There are certain price, weight and assembly requirements the vehicle must meet in order to qualify for the EV tax credit, as well. If you bought a used EV from a dealer in 2023, you might qualify for a used clean vehicle credit; there's more information about that on the IRS website.

Saver's credit (retirement contributions tax credit)

This tax credit is intended for certain low- and moderate-income taxpayers who are saving for retirement through an employer-sponsored plan (like a 401(k) or 403(b)) or an individual retirement account (IRA).

Taxpayers who are at least age 18, aren't dependents and aren't students can qualify, though your eligibility for and the amount of the credit depends on your adjusted gross income. You claim 10%, 20% or 50% of your retirement contributions up to $2,000 ($4,000 for married couples). The maximum credit, therefore, is $1,000 ($2,000 for married couples).

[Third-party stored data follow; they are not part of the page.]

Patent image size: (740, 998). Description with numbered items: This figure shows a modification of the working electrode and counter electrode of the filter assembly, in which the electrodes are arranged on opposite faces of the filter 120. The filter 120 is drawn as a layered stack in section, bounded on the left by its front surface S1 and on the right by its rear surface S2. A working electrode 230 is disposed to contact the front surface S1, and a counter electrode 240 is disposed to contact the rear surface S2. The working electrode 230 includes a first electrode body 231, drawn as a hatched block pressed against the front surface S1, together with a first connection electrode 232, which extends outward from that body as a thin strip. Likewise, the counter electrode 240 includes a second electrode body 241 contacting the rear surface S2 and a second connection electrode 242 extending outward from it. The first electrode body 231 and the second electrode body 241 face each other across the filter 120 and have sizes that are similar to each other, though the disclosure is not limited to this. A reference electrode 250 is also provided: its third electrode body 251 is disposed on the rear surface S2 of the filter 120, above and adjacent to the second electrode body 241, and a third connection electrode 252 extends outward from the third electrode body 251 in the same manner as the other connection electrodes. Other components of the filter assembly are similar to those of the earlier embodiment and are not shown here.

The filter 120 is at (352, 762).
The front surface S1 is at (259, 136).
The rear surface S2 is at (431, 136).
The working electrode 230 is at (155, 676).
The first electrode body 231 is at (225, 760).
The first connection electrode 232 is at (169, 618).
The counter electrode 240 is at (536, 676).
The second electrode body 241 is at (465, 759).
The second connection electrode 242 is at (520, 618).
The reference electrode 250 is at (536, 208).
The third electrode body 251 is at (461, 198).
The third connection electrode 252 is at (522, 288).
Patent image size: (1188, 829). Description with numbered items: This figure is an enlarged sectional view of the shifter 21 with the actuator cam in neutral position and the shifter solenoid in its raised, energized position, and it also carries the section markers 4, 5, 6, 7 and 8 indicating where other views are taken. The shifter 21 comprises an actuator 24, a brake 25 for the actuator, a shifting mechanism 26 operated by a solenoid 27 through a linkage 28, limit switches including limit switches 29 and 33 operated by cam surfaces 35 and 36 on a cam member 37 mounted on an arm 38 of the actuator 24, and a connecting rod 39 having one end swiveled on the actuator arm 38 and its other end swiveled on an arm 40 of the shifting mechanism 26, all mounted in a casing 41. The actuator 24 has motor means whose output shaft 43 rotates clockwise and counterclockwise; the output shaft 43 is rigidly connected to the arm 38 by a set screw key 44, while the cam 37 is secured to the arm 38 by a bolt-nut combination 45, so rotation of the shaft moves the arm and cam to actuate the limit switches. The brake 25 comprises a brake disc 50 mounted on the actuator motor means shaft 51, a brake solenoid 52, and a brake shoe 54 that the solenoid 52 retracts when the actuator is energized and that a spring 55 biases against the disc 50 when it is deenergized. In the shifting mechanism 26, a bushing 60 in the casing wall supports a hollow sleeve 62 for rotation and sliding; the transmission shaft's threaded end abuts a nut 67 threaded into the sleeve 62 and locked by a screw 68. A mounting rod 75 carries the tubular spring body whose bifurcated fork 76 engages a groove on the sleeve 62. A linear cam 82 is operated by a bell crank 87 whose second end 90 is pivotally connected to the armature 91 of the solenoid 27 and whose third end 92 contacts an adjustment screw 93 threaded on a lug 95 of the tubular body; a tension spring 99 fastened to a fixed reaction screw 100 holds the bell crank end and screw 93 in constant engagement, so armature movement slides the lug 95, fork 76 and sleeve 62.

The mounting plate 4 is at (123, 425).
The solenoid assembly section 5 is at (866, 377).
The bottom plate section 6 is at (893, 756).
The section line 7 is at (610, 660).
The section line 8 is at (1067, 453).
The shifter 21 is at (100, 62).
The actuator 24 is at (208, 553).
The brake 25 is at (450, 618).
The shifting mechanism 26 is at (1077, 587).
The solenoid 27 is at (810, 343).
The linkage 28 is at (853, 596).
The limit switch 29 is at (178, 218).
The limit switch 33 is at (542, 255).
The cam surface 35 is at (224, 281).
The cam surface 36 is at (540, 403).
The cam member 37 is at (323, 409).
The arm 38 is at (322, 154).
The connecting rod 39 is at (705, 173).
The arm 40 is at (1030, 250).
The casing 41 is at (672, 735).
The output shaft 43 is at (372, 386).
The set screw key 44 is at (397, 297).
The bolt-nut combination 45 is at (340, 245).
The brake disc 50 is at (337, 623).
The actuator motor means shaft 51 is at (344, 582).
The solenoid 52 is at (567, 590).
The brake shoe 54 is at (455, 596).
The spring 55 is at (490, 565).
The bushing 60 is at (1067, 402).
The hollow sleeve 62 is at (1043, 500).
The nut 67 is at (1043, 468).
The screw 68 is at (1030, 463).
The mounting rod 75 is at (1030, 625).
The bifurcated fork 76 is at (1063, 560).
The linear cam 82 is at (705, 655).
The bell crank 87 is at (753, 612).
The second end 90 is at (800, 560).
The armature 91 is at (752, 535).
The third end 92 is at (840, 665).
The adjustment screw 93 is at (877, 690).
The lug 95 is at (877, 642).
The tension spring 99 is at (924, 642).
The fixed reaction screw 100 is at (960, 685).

According to the IRS, over 9 million taxpayers claimed the saver's credit on their 2020 returns, which adds up to $1.7 billion total or about $186 per person.

How to claim a tax credit

Some tax credits, like the earned income credit, have specific lines on the 1040; your tax preparer will likely fill them out for you. For other tax credits, you may have to fill out a Schedule 3 form, then include the relevant amounts when filing your 1040.

You might have to submit other documents, too, depending on which credits you're eyeing: For the American opportunity credit, for instance, you'll need to complete Form 8863 and attach it to your 1040.

If you need help claiming a tax credit (or determining which you’re eligible for), consider consulting the IRS website or an accredited tax professional.

Latest tax credit news

It's been a busy few years for IRS tax credits.

In 2020 and 2021, the federal government sent out three rounds of stimulus checks to help people through the economic crisis triggered by the COVID-19 pandemic. These were advance payments of a refundable tax credit called the recovery rebate credit; as such, eligible Americans who didn't receive their stimulus checks upfront could claim the credit on their tax returns in 2021 and 2022. Congress also expanded the child tax credit, as mentioned above.

For now, there is no recovery rebate or expanded child tax credit on the horizon. The IRS is currently focused on working out the kinks in the tax credits for clean vehicles and employee retention.